Bu açıklama sadece “yerlilik ve millilik” iddiası karşısında emperyalistlere bağımlılık ve onların tekelleriyle iş birliği gerçeğini ortaya koyması bakımından önem taşıyor. Yoksa Türkiye’nin büyük kapitalistleri kendi otomobillerini üretse ne olacak! Dünyada büyük emperyalist ülkeler bir tarafa Ukrayna, Tunus, Çekya, Romanya, Meksika, Brezilya, Malezya, İran gibi ülkeler de kendi otomobillerini üreten ülkeler arasında yer alıyor. Ama bu ülkeler otomobil ürettiler diye ne “yüzyılın efendisi” oldular ve ne de o ülkelerin işçi ve emekçilerinin kaderleri değişti.
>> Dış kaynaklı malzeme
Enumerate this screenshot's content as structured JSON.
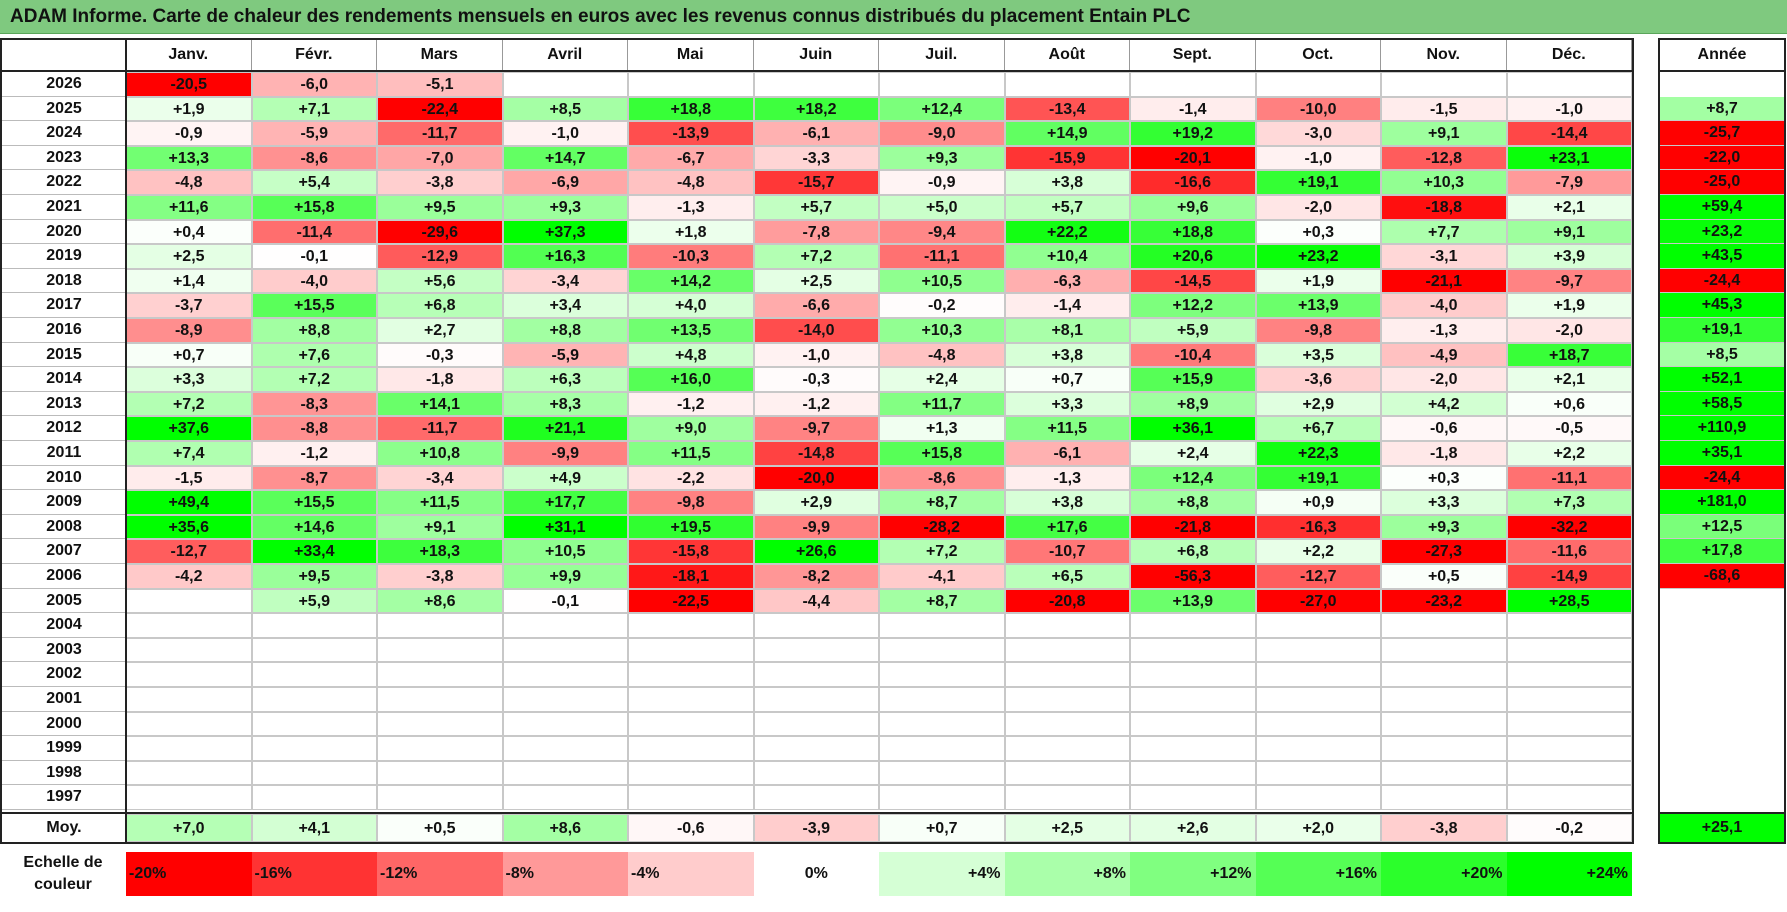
{
  "title": "ADAM Informe. Carte de chaleur des rendements mensuels en euros avec les revenus connus distribués du placement Entain PLC",
  "chart_data": {
    "type": "heatmap",
    "months": [
      "Janv.",
      "Févr.",
      "Mars",
      "Avril",
      "Mai",
      "Juin",
      "Juil.",
      "Août",
      "Sept.",
      "Oct.",
      "Nov.",
      "Déc."
    ],
    "year_column_label": "Année",
    "rows": [
      {
        "year": "2026",
        "months": [
          "-20,5",
          "-6,0",
          "-5,1",
          "",
          "",
          "",
          "",
          "",
          "",
          "",
          "",
          ""
        ],
        "annual": ""
      },
      {
        "year": "2025",
        "months": [
          "+1,9",
          "+7,1",
          "-22,4",
          "+8,5",
          "+18,8",
          "+18,2",
          "+12,4",
          "-13,4",
          "-1,4",
          "-10,0",
          "-1,5",
          "-1,0"
        ],
        "annual": "+8,7"
      },
      {
        "year": "2024",
        "months": [
          "-0,9",
          "-5,9",
          "-11,7",
          "-1,0",
          "-13,9",
          "-6,1",
          "-9,0",
          "+14,9",
          "+19,2",
          "-3,0",
          "+9,1",
          "-14,4"
        ],
        "annual": "-25,7"
      },
      {
        "year": "2023",
        "months": [
          "+13,3",
          "-8,6",
          "-7,0",
          "+14,7",
          "-6,7",
          "-3,3",
          "+9,3",
          "-15,9",
          "-20,1",
          "-1,0",
          "-12,8",
          "+23,1"
        ],
        "annual": "-22,0"
      },
      {
        "year": "2022",
        "months": [
          "-4,8",
          "+5,4",
          "-3,8",
          "-6,9",
          "-4,8",
          "-15,7",
          "-0,9",
          "+3,8",
          "-16,6",
          "+19,1",
          "+10,3",
          "-7,9"
        ],
        "annual": "-25,0"
      },
      {
        "year": "2021",
        "months": [
          "+11,6",
          "+15,8",
          "+9,5",
          "+9,3",
          "-1,3",
          "+5,7",
          "+5,0",
          "+5,7",
          "+9,6",
          "-2,0",
          "-18,8",
          "+2,1"
        ],
        "annual": "+59,4"
      },
      {
        "year": "2020",
        "months": [
          "+0,4",
          "-11,4",
          "-29,6",
          "+37,3",
          "+1,8",
          "-7,8",
          "-9,4",
          "+22,2",
          "+18,8",
          "+0,3",
          "+7,7",
          "+9,1"
        ],
        "annual": "+23,2"
      },
      {
        "year": "2019",
        "months": [
          "+2,5",
          "-0,1",
          "-12,9",
          "+16,3",
          "-10,3",
          "+7,2",
          "-11,1",
          "+10,4",
          "+20,6",
          "+23,2",
          "-3,1",
          "+3,9"
        ],
        "annual": "+43,5"
      },
      {
        "year": "2018",
        "months": [
          "+1,4",
          "-4,0",
          "+5,6",
          "-3,4",
          "+14,2",
          "+2,5",
          "+10,5",
          "-6,3",
          "-14,5",
          "+1,9",
          "-21,1",
          "-9,7"
        ],
        "annual": "-24,4"
      },
      {
        "year": "2017",
        "months": [
          "-3,7",
          "+15,5",
          "+6,8",
          "+3,4",
          "+4,0",
          "-6,6",
          "-0,2",
          "-1,4",
          "+12,2",
          "+13,9",
          "-4,0",
          "+1,9"
        ],
        "annual": "+45,3"
      },
      {
        "year": "2016",
        "months": [
          "-8,9",
          "+8,8",
          "+2,7",
          "+8,8",
          "+13,5",
          "-14,0",
          "+10,3",
          "+8,1",
          "+5,9",
          "-9,8",
          "-1,3",
          "-2,0"
        ],
        "annual": "+19,1"
      },
      {
        "year": "2015",
        "months": [
          "+0,7",
          "+7,6",
          "-0,3",
          "-5,9",
          "+4,8",
          "-1,0",
          "-4,8",
          "+3,8",
          "-10,4",
          "+3,5",
          "-4,9",
          "+18,7"
        ],
        "annual": "+8,5"
      },
      {
        "year": "2014",
        "months": [
          "+3,3",
          "+7,2",
          "-1,8",
          "+6,3",
          "+16,0",
          "-0,3",
          "+2,4",
          "+0,7",
          "+15,9",
          "-3,6",
          "-2,0",
          "+2,1"
        ],
        "annual": "+52,1"
      },
      {
        "year": "2013",
        "months": [
          "+7,2",
          "-8,3",
          "+14,1",
          "+8,3",
          "-1,2",
          "-1,2",
          "+11,7",
          "+3,3",
          "+8,9",
          "+2,9",
          "+4,2",
          "+0,6"
        ],
        "annual": "+58,5"
      },
      {
        "year": "2012",
        "months": [
          "+37,6",
          "-8,8",
          "-11,7",
          "+21,1",
          "+9,0",
          "-9,7",
          "+1,3",
          "+11,5",
          "+36,1",
          "+6,7",
          "-0,6",
          "-0,5"
        ],
        "annual": "+110,9"
      },
      {
        "year": "2011",
        "months": [
          "+7,4",
          "-1,2",
          "+10,8",
          "-9,9",
          "+11,5",
          "-14,8",
          "+15,8",
          "-6,1",
          "+2,4",
          "+22,3",
          "-1,8",
          "+2,2"
        ],
        "annual": "+35,1"
      },
      {
        "year": "2010",
        "months": [
          "-1,5",
          "-8,7",
          "-3,4",
          "+4,9",
          "-2,2",
          "-20,0",
          "-8,6",
          "-1,3",
          "+12,4",
          "+19,1",
          "+0,3",
          "-11,1"
        ],
        "annual": "-24,4"
      },
      {
        "year": "2009",
        "months": [
          "+49,4",
          "+15,5",
          "+11,5",
          "+17,7",
          "-9,8",
          "+2,9",
          "+8,7",
          "+3,8",
          "+8,8",
          "+0,9",
          "+3,3",
          "+7,3"
        ],
        "annual": "+181,0"
      },
      {
        "year": "2008",
        "months": [
          "+35,6",
          "+14,6",
          "+9,1",
          "+31,1",
          "+19,5",
          "-9,9",
          "-28,2",
          "+17,6",
          "-21,8",
          "-16,3",
          "+9,3",
          "-32,2"
        ],
        "annual": "+12,5"
      },
      {
        "year": "2007",
        "months": [
          "-12,7",
          "+33,4",
          "+18,3",
          "+10,5",
          "-15,8",
          "+26,6",
          "+7,2",
          "-10,7",
          "+6,8",
          "+2,2",
          "-27,3",
          "-11,6"
        ],
        "annual": "+17,8"
      },
      {
        "year": "2006",
        "months": [
          "-4,2",
          "+9,5",
          "-3,8",
          "+9,9",
          "-18,1",
          "-8,2",
          "-4,1",
          "+6,5",
          "-56,3",
          "-12,7",
          "+0,5",
          "-14,9"
        ],
        "annual": "-68,6"
      },
      {
        "year": "2005",
        "months": [
          "",
          "+5,9",
          "+8,6",
          "-0,1",
          "-22,5",
          "-4,4",
          "+8,7",
          "-20,8",
          "+13,9",
          "-27,0",
          "-23,2",
          "+28,5"
        ],
        "annual": ""
      },
      {
        "year": "2004",
        "months": [
          "",
          "",
          "",
          "",
          "",
          "",
          "",
          "",
          "",
          "",
          "",
          ""
        ],
        "annual": ""
      },
      {
        "year": "2003",
        "months": [
          "",
          "",
          "",
          "",
          "",
          "",
          "",
          "",
          "",
          "",
          "",
          ""
        ],
        "annual": ""
      },
      {
        "year": "2002",
        "months": [
          "",
          "",
          "",
          "",
          "",
          "",
          "",
          "",
          "",
          "",
          "",
          ""
        ],
        "annual": ""
      },
      {
        "year": "2001",
        "months": [
          "",
          "",
          "",
          "",
          "",
          "",
          "",
          "",
          "",
          "",
          "",
          ""
        ],
        "annual": ""
      },
      {
        "year": "2000",
        "months": [
          "",
          "",
          "",
          "",
          "",
          "",
          "",
          "",
          "",
          "",
          "",
          ""
        ],
        "annual": ""
      },
      {
        "year": "1999",
        "months": [
          "",
          "",
          "",
          "",
          "",
          "",
          "",
          "",
          "",
          "",
          "",
          ""
        ],
        "annual": ""
      },
      {
        "year": "1998",
        "months": [
          "",
          "",
          "",
          "",
          "",
          "",
          "",
          "",
          "",
          "",
          "",
          ""
        ],
        "annual": ""
      },
      {
        "year": "1997",
        "months": [
          "",
          "",
          "",
          "",
          "",
          "",
          "",
          "",
          "",
          "",
          "",
          ""
        ],
        "annual": ""
      }
    ],
    "average": {
      "label": "Moy.",
      "months": [
        "+7,0",
        "+4,1",
        "+0,5",
        "+8,6",
        "-0,6",
        "-3,9",
        "+0,7",
        "+2,5",
        "+2,6",
        "+2,0",
        "-3,8",
        "-0,2"
      ],
      "annual": "+25,1"
    },
    "color_scale": {
      "label": "Echelle de\ncouleur",
      "stops": [
        {
          "label": "-20%",
          "value": -20
        },
        {
          "label": "-16%",
          "value": -16
        },
        {
          "label": "-12%",
          "value": -12
        },
        {
          "label": "-8%",
          "value": -8
        },
        {
          "label": "-4%",
          "value": -4
        },
        {
          "label": "0%",
          "value": 0
        },
        {
          "label": "+4%",
          "value": 4
        },
        {
          "label": "+8%",
          "value": 8
        },
        {
          "label": "+12%",
          "value": 12
        },
        {
          "label": "+16%",
          "value": 16
        },
        {
          "label": "+20%",
          "value": 20
        },
        {
          "label": "+24%",
          "value": 24
        }
      ],
      "negative_color": "#ff0000",
      "zero_color": "#ffffff",
      "positive_color": "#00ff00"
    }
  }
}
Mesela TOGG’nin fiyatının 900 bin ile 1 milyon arasında olması bekleniyormuş. Bu durumda bir asgari ücretlinin bir TOGG alabilmesi için yaklaşık 15 yıl boyunca hiçbir şey yemeden içmeden maaşını biriktirmesi gerekiyor!

Yani daha üretime başlamadan TOGG’nin üretiminden kimin payına neyin düştüğü de belli oluyor: TOGG’nin kârı iktidardan her türlü destek ve teşviki alarak işçilerin emeğini sömürecek patronlara, “yerli ve milli otomobilimiz” ile övünmek de biz işçi-emekçilere düşüyor!

Türkiye Yüzyılı programı için yeni bir logo da hazırlayan Erdoğan iktidarının bizi nasıl bir yüzyıla hazırladığını ise, AKP Grup Başkan Vekili Mahir Ünal açıklıyor: “Maalesef bir kültür devrimi olarak cumhuriyet; bizim lügatimizi, alfabemizi, dilimizi hasılı bütün düşünme setlerimizi yok etmiştir.”

Her fırsatta 2. Abdülhamit’e özendiğini ortaya koyan Erdoğan iktidarı; yeni yüzyılda demokrasinin, düşünce ve basın özgürlüğünün, laikliğin adının bile geçmeyeceği bir rejim hayal ediyor.

Erdoğan hayal tacirliği yaparken Amasra’da 41 işçinin yaşamını yitirdiği iş cinayetinin üstünün örtülmesi, TTB ve Merkez Konseyi Başkanı Şebnem Korur Fincancı’nın hedefe konması, eş zamanlı olarak Kürt gazetecilere operasyon yapılması, bu rejimin gerçek yüzünü açığa vuruyor.

Cumhuriyetin 99. yılında işçi sınıfı ve emekçilere karşı sermayeden, demokrasiye karşı istibdattan, laikliği karşı halifelikten yana bir rejim, ülkenin yeni yüzyılını da çalmak istiyor. Bu nedenle bugün işçi sınıfı ve halkların kendi cumhuriyetlerini savunmak; eşit haklar temelinde laik-demokratik bir gelecek ve insanca yaşam mücadelesinden geçiyor.